Das Leben der Eingeborenen fasziniert und stößt die Mannschaft zugleich ab - und wirft die verschiedenen Parteien auf den Plan: Für den ehrgeizigen Forscher Delaunay birgt das Studium der "Wilden" die einmalige Chance, sich in den Annalen der "Académie des sciences" für immer einzuschreiben. Der Schiffspater Timothée wiederum will in seinem missionarischen Eifer beweisen, dass der Eingeborene an sich zum Christenmenschen taugt - solange er auf Menschenfleisch verzichtet und fleißig die Bibel liest. Für den Rest der Crew sind die "Kanaken" schillernde Projektionsflächen ihrer Geisteshaltung, die sich in der Ablehnung alles Fremden erschöpf. Der Entschluss, einen der jungen Eingeborenen mit nach Paris zu nehmen, bringt die Gruppendynamik der Besatzung auf hoher See ins Wanken und mündet in der Katastrophe.

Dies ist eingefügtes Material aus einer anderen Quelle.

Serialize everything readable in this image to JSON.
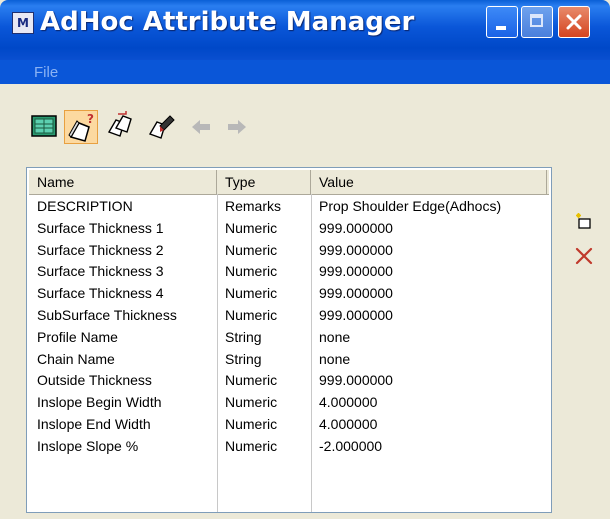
{
  "window": {
    "title": "AdHoc Attribute Manager",
    "app_icon_glyph": "M",
    "buttons": {
      "minimize": "minimize-icon",
      "maximize": "maximize-icon",
      "close": "close-icon"
    }
  },
  "menu": {
    "file": "File"
  },
  "toolbar": {
    "items": [
      {
        "name": "table-view-icon"
      },
      {
        "name": "query-attributes-icon"
      },
      {
        "name": "copy-attributes-icon"
      },
      {
        "name": "paint-attributes-icon"
      },
      {
        "name": "back-arrow-icon"
      },
      {
        "name": "forward-arrow-icon"
      }
    ]
  },
  "table": {
    "columns": [
      "Name",
      "Type",
      "Value"
    ],
    "rows": [
      [
        "DESCRIPTION",
        "Remarks",
        "Prop Shoulder Edge(Adhocs)"
      ],
      [
        "Surface Thickness 1",
        "Numeric",
        "999.000000"
      ],
      [
        "Surface Thickness 2",
        "Numeric",
        "999.000000"
      ],
      [
        "Surface Thickness 3",
        "Numeric",
        "999.000000"
      ],
      [
        "Surface Thickness 4",
        "Numeric",
        "999.000000"
      ],
      [
        "SubSurface Thickness",
        "Numeric",
        "999.000000"
      ],
      [
        "Profile Name",
        "String",
        "none"
      ],
      [
        "Chain Name",
        "String",
        "none"
      ],
      [
        "Outside Thickness",
        "Numeric",
        "999.000000"
      ],
      [
        "Inslope Begin Width",
        "Numeric",
        "4.000000"
      ],
      [
        "Inslope End Width",
        "Numeric",
        "4.000000"
      ],
      [
        "Inslope Slope %",
        "Numeric",
        "-2.000000"
      ]
    ]
  },
  "side_actions": {
    "add": "add-row-icon",
    "delete": "delete-row-icon"
  },
  "colors": {
    "titlebar": "#0a56d8",
    "delete": "#c0392b"
  }
}
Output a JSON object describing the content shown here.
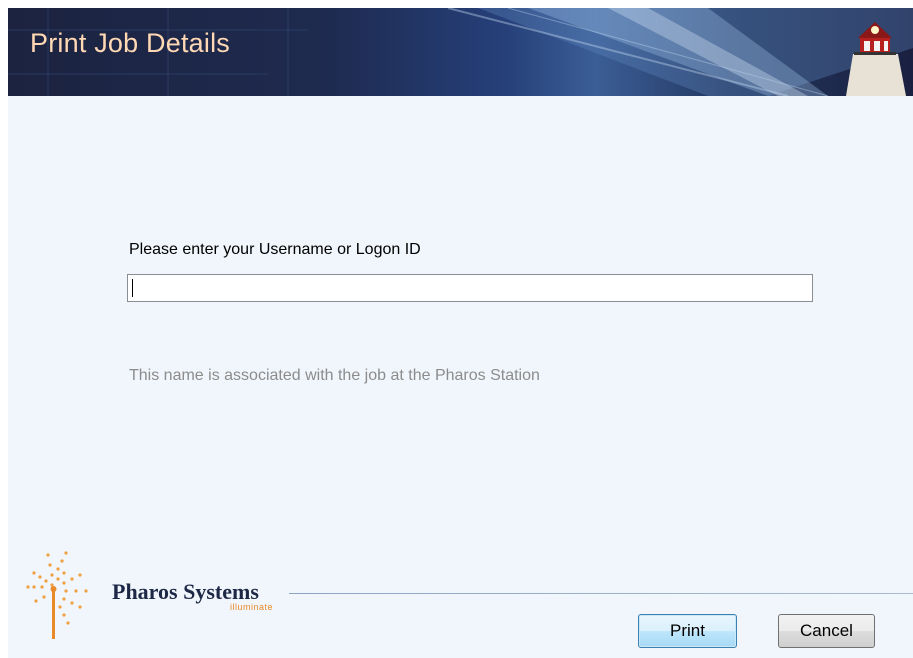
{
  "dialog": {
    "title": "Print Job Details"
  },
  "form": {
    "prompt_label": "Please enter your Username or Logon ID",
    "username_value": "",
    "hint": "This name is associated with the job at the Pharos Station"
  },
  "branding": {
    "name": "Pharos Systems",
    "tagline": "illuminate",
    "logo_icon": "sunburst-icon",
    "banner_image": "lighthouse-icon"
  },
  "buttons": {
    "print_label": "Print",
    "cancel_label": "Cancel"
  },
  "colors": {
    "banner_dark": "#1c2340",
    "title_text": "#ffd8b4",
    "window_bg": "#f1f6fc",
    "hint_text": "#8c8c8c",
    "brand_orange": "#e8892a"
  }
}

Die jungen bretonischen Comic-Künstler Locard und Grouazel erzählen in ihrem Debüt eine Geschichte, die aufwühlt. Dazu tragen die detaillierten, in schwarz-weiß oder dunkel-tiefblau gehaltenen Zeichungen bei. Diese konsequente Unterbelichtung der Bilder schafft eine düstere Atmosphäre, die einen das salzige Wasser förmlich schmecken und die geistige Enge der Zeit spüren lässt.

Younn Locard und Florent Grouazel: "Éloi". avant-verlag, 224 Seiten, 29,95 Euro.